BfN-Gartengespräch zur Zukunft der Alpen im Klimawandel
Rund 100 Gäste aus Wissenschaft, Politik, Naturschutz, Verwaltung und Zivilgesellschaft kamen zusammen, um über die Zukunft der Alpen als Natur-, Wirtschafts- und Lebensraum zu diskutieren.
„Mit den Gartengesprächen möchten wir mit verschiedenen gesellschaftlichen Gruppen den Dialog über eine der größten Herausforderungen unserer Zeit führen: den Schutz und Erhalt der biologischen Vielfalt im Klimawandel. Die Alpen zeigen exemplarisch, wie eng Biodiversität, Klimaschutz und nachhaltige Entwicklung miteinander verknüpft sind. Die Veränderungen, die wir dort heute beobachten – von der Verschiebung von Lebensräumen bis zum zunehmenden Druck auf spezialisierte Arten –, verdeutlichen, wie wichtig gemeinsame Lösungen für den Erhalt dieses einzigartigen Natur- und Lebensraums sind“, sagte Sabine Riewenherm, Präsidentin des Bundesamtes für Naturschutz und Initiatorin der bundesweiten Gesprächsreihe.

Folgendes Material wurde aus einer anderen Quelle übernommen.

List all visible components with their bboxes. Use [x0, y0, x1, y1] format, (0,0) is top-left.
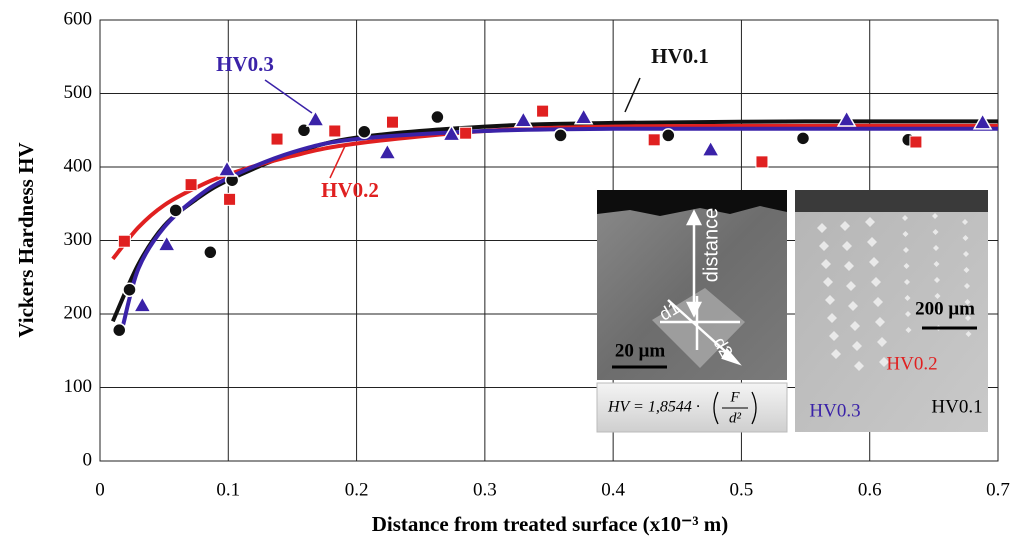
point — [185, 179, 197, 191]
scale-bar-label: 200 μm — [915, 298, 975, 319]
point — [386, 116, 398, 128]
point — [702, 141, 719, 156]
inset-label: HV0.1 — [931, 396, 982, 417]
x-tick-label: 0.7 — [986, 479, 1010, 500]
y-tick-label: 300 — [64, 229, 93, 250]
inset-label: HV0.2 — [886, 353, 937, 374]
formula-denominator: d² — [729, 410, 742, 426]
x-tick-label: 0.3 — [473, 479, 497, 500]
x-tick-label: 0 — [95, 479, 105, 500]
point — [838, 111, 855, 126]
y-tick-label: 100 — [64, 376, 93, 397]
leader-line — [265, 80, 312, 113]
annotation: HV0.1 — [651, 44, 709, 68]
point — [575, 109, 592, 124]
y-tick-label: 0 — [83, 449, 93, 470]
scale-bar-label: 20 μm — [615, 340, 666, 361]
point — [431, 111, 444, 124]
x-tick-label: 0.1 — [216, 479, 240, 500]
point — [797, 132, 810, 145]
inset-micrograph: distance d1 d2 20 μm — [597, 190, 787, 380]
point — [307, 111, 324, 126]
y-tick-label: 400 — [64, 155, 93, 176]
formula-box: HV = 1,8544 · F d² — [597, 383, 787, 432]
annotation: HV0.3 — [216, 52, 274, 76]
formula: HV = 1,8544 · — [607, 399, 700, 416]
annotation: HV0.2 — [321, 178, 379, 202]
y-tick-label: 500 — [64, 82, 93, 103]
point — [756, 156, 768, 168]
x-axis-label: Distance from treated surface (x10⁻³ m) — [372, 512, 729, 536]
point — [113, 324, 126, 337]
point — [515, 112, 532, 127]
inset-label: HV0.3 — [809, 400, 860, 421]
point — [358, 125, 371, 138]
inset-micrograph: 200 μm HV0.2 HV0.3 HV0.1 — [795, 190, 988, 432]
point — [271, 133, 283, 145]
point — [648, 134, 660, 146]
point — [224, 193, 236, 205]
x-tick-label: 0.6 — [858, 479, 882, 500]
y-axis-label: Vickers Hardness HV — [14, 142, 38, 337]
point — [204, 246, 217, 259]
point — [134, 297, 151, 312]
point — [329, 125, 341, 137]
point — [219, 161, 236, 176]
point — [169, 204, 182, 217]
point — [662, 129, 675, 142]
point — [158, 236, 175, 251]
point — [910, 136, 922, 148]
x-tick-label: 0.2 — [345, 479, 369, 500]
point — [118, 235, 130, 247]
y-tick-label: 600 — [64, 8, 93, 29]
leader-line — [330, 146, 345, 178]
leader-line — [625, 78, 640, 112]
inset-label: distance — [700, 208, 722, 283]
point — [460, 127, 472, 139]
point — [537, 105, 549, 117]
x-tick-label: 0.5 — [730, 479, 754, 500]
formula-numerator: F — [729, 389, 740, 405]
y-tick-label: 200 — [64, 302, 93, 323]
point — [123, 283, 136, 296]
x-tick-label: 0.4 — [601, 479, 625, 500]
point — [554, 129, 567, 142]
point — [379, 144, 396, 159]
chart: HV0.1 HV0.3 HV0.2 distance d1 d2 20 μm H… — [0, 0, 1016, 540]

Prof. Dr. Gudrun Kadereit, Direktorin des Botanischen Gartens München-Nymphenburg, betonte: „Der Botanische Garten München trägt auf vielfältige Weise zur Biodiversität alpiner Ökosysteme bei: durch Bewusstseinsbildung in der Öffentlichkeitsarbeit, Bereicherung der universitären Lehre und Forschung zum Thema Anpassungsstrategien der Pflanzen an sich verändernde Umwelten“.
Die alpinen Ökosysteme zählen zu den artenreichsten Lebensräumen Europas. Gleichzeitig erfüllen sie zentrale Funktionen für Mensch und Umwelt – etwa als Wasser- und Kohlenstoffspeicher, Lebensraum hochspezialisierter Arten oder natürlicher Schutzschild vor Naturgefahren. Doch der Klimawandel verändert dieses sensible System tiefgreifend: Vegetationszonen verschieben sich in höhere Lagen, Lebensräume werden kleiner und fragmentierter, spezialisierte Arten geraten zunehmend unter Druck.
Nach einem Impulsvortrag von Prof. Dr. Annette Menzel, Professorin für Ökoklimatologie an der Technischen Universität München, diskutierten die Teilnehmenden der Gesprächsrunde unter der Moderation von Dr. Andreas Mues (BfN) über die Auswirkungen des Klimawandels auf Biodiversität und Nutzungskonflikte im Alpenraum. Im Mittelpunkt standen unter anderem Fragen nach der Resilienz alpiner Ökosysteme, der Zukunft naturnaher Landnutzung sowie den Herausforderungen für Tourismus, Landwirtschaft und Naturschutz.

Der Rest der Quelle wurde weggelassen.